Survival Efficacy Supports Using Osimertinib in EGFR-Mutated NSCLC

Video

Mark A. Socinski, MD, discusses how the FLAURA trial led to the adoption of osimertinib for patients with non–small cell lung cancer and EGFR mutations.

Mark A. Socinski, MD, a medical oncologist and executive director (thoracic cancer) at the AdventHealth Cancer Institute, discusses how the FLAURA trial (NCT02296125) led to the adoption of osimertinib (Tagrisso) for patients with non­–small cell lung cancer (NSCLC) and EGFR mutations.

According to Socinski, this trial enrolled patients with EGFR exon 19 deletion and L858R mutations who were previously untreated. Patients were randomly assigned to receive either osimertinib or a first-generation EGFR-tyrosine kinase inhibitor [EGFR-TKI] of physician’s choice: erlotinib (Tarceva) or gefitinib (Iressa).

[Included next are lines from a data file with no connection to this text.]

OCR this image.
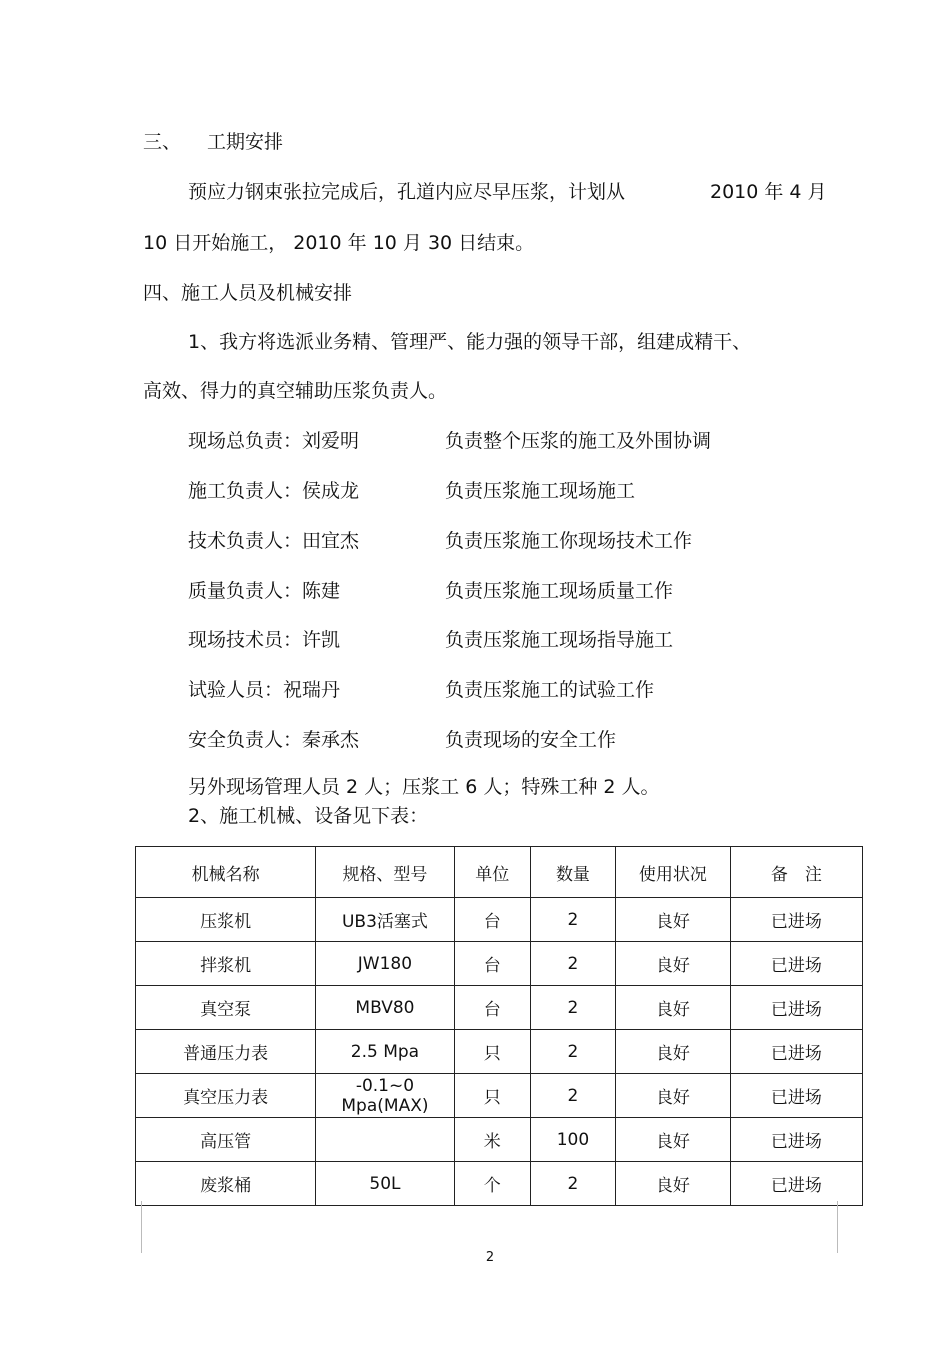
三、 工期安排
预应力钢束张拉完成后，孔道内应尽早压浆，计划从	2010 年 4 月
10 日开始施工， 2010 年 10 月 30 日结束。
四、施工人员及机械安排
1、我方将选派业务精、管理严、能力强的领导干部，组建成精干、
高效、得力的真空辅助压浆负责人。
现场总负责：刘爱明	负责整个压浆的施工及外围协调
施工负责人：侯成龙	负责压浆施工现场施工
技术负责人：田宜杰	负责压浆施工你现场技术工作
质量负责人：陈建	负责压浆施工现场质量工作
现场技术员：许凯	负责压浆施工现场指导施工
试验人员：祝瑞丹	负责压浆施工的试验工作
安全负责人：秦承杰	负责现场的安全工作
另外现场管理人员 2 人；压浆工 6 人；特殊工种 2 人。
2、施工机械、设备见下表：
机械名称	规格、型号	单位	数量	使用状况	备　注
压浆机	UB3活塞式	台	2	良好	已进场
拌浆机	JW180	台	2	良好	已进场
真空泵	MBV80	台	2	良好	已进场
普通压力表	2.5 Mpa	只	2	良好	已进场
真空压力表	-0.1~0 Mpa(MAX)	只	2	良好	已进场
高压管		米	100	良好	已进场
废浆桶	50L	个	2	良好	已进场
2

The primary end point was progression-free survival (PFS), which was met in the primary analysis with a median PFS of 18.9 months for osimertinib versus 10.2 months for the comparator arm (HR, 0.46; 95% CI, 0.37-0.57; P < .001). Socinski says that this drug is very effective in patients with a T790M mutation, which is associated with resistance to earlier-generation EGFR-TKIs. There was also an overall survival (OS) advantage reported. This trial changed the standard of care for patients with EGFR mutations, Socinski says.

TRANSCRIPTION:

0:08 | The FLAURA trial took [patients with] the common mutations, [EGFR] exon 19 [deletion] and L858R, first-line, previously untreated, good performance status patients and randomized them into a control arm, which was the choice of one of the first-generation drugs, either erlotinib or gefitinib. Most patients on the control arm—it was physician choice—most patients got gefitinib since that's the one most commonly used outside the United States. I believe all the patients accrued in the United States received erlotinib. These are both first-generation drugs. In the investigational arm was osimertinib. The primary end point was PFS.

0:53 | The trial was, I would say wildly positive in favor of osimertinib because it's a better mutation drug. It is a very good T790M drug. And it is somewhat less inhibitory to wild-type EGFR. So it has both an activity as well as a toxicity advantage in this setting. The PFS, which was the primary end point, was about doubled from about 10 months or so to about just shy of 19 months. The HR I believe was 0.46 so [it was] statistically and clinically significant. There was also an OS advantage associated with osimertinib, so it clearly changed the standard of care in the first-line setting.